The method according to claim 1, 2 or 3, wherein the step of obtaining, by the terminal, the uplink statistical channel information according to the downlink statistical channel information comprises: the terminal directly using the downlink statistical channel information as the uplink statistical channel information; or

The step of obtaining, by the terminal, the uplink statistical channel information according to the downlink statistical channel information includes: performing, by the terminal, frequency band conversion on the downlink statistical channel information, to obtain uplink statistical channel information.

The method according to claim 1, 2 or 3, wherein the step of obtaining, by the terminal, the precoding matrix according to the uplink statistical channel information comprises: performing eigenvalue decomposition on the uplink statistical channel correlation matrix by the terminal to obtain a maximum eigenvalue Corresponding feature vector, the feature vector is a precoding matrix; or

The step of the terminal obtaining the precoding matrix according to the uplink statistical channel information includes: the terminal performing eigenvalue decomposition on the uplink statistical channel covariance matrix to obtain a feature vector corresponding to the largest eigenvalue, The eigenvector is a precoding matrix; or

The step of the terminal obtaining the precoding matrix according to the uplink statistical channel information comprises: the terminal selecting a codeword from the preset codebook as the precoding matrix according to the uplink statistical channel information.

6. A terminal device, comprising:

a precoding module, configured to precode data through a precoding matrix;

An interface module, configured to send pre-coded data.

The device according to claim 6, wherein the precoding matrix module is further configured to perform statistics on the downlink channel correlation matrix or the downlink channel covariance matrix to obtain downlink statistical channel information.
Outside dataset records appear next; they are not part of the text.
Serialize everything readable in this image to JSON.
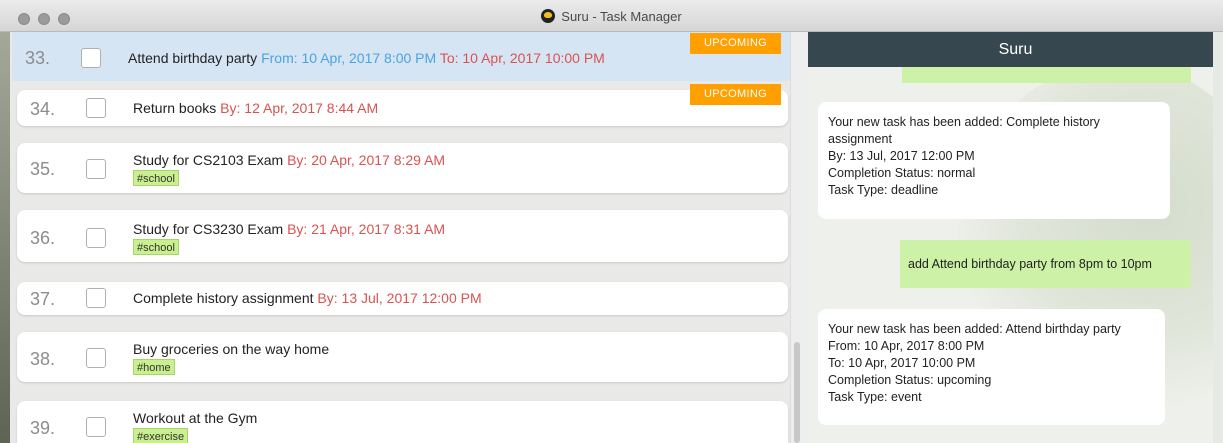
{
  "window": {
    "title": "Suru - Task Manager"
  },
  "tasks": [
    {
      "number": "33.",
      "name": "Attend birthday party",
      "from": "From: 10 Apr, 2017 8:00 PM",
      "to": "To: 10 Apr, 2017 10:00 PM",
      "badge": "UPCOMING",
      "selected": true
    },
    {
      "number": "34.",
      "name": "Return books",
      "by": "By: 12 Apr, 2017 8:44 AM",
      "badge": "UPCOMING"
    },
    {
      "number": "35.",
      "name": "Study for CS2103 Exam",
      "by": "By: 20 Apr, 2017 8:29 AM",
      "tag": "#school"
    },
    {
      "number": "36.",
      "name": "Study for CS3230 Exam",
      "by": "By: 21 Apr, 2017 8:31 AM",
      "tag": "#school"
    },
    {
      "number": "37.",
      "name": "Complete history assignment",
      "by": "By: 13 Jul, 2017 12:00 PM"
    },
    {
      "number": "38.",
      "name": "Buy groceries on the way home",
      "tag": "#home"
    },
    {
      "number": "39.",
      "name": "Workout at the Gym",
      "tag": "#exercise"
    }
  ],
  "chat": {
    "header": "Suru",
    "messages": [
      {
        "from": "bot",
        "lines": [
          "Your new task has been added: Complete history",
          "assignment",
          "By: 13 Jul, 2017 12:00 PM",
          "Completion Status: normal",
          "Task Type: deadline"
        ]
      },
      {
        "from": "user",
        "text": "add Attend birthday party from 8pm to 10pm"
      },
      {
        "from": "bot",
        "lines": [
          "Your new task has been added: Attend birthday party",
          "From: 10 Apr, 2017 8:00 PM",
          "To: 10 Apr, 2017 10:00 PM",
          "Completion Status: upcoming",
          "Task Type: event"
        ]
      }
    ]
  },
  "colors": {
    "accent_badge": "#ff9f00",
    "tag_bg": "#c9ef8e",
    "date_red": "#d9534f",
    "date_blue": "#4aa3df",
    "chat_header": "#37474f",
    "user_bubble": "#cdf1a6"
  }
}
8. The apparatus according to claim 7, wherein the precoding matrix module is further configured to average the plurality of downlink channel correlation matrices in the frequency domain and/or the time domain to obtain an averaged downlink statistical channel correlation matrix. Or, averaging multiple downlink channel covariance matrices in the frequency domain and/or the time domain to obtain an averaged downlink statistical channel covariance matrix.

The apparatus according to claim 6, 7 or 8, wherein the precoding matrix module is further configured to directly use the downlink statistical channel information as the uplink statistical channel information; or perform frequency band conversion on the downlink statistical channel information to obtain Upstream statistical channel information.

The apparatus according to claim 6, 7 or 8, wherein the precoding matrix module is further configured to perform eigenvalue decomposition on the uplink statistical channel correlation matrix to obtain a feature vector corresponding to the largest eigenvalue, the feature The vector is used as a precoding matrix; or, the eigenvalue decomposition is performed on the uplink statistical channel covariance matrix to obtain a eigenvector corresponding to the largest eigenvalue, and the eigenvector is used as a precoding matrix; or, according to the uplink statistical channel information, from the preset A codeword is selected as a precoding matrix in the codebook.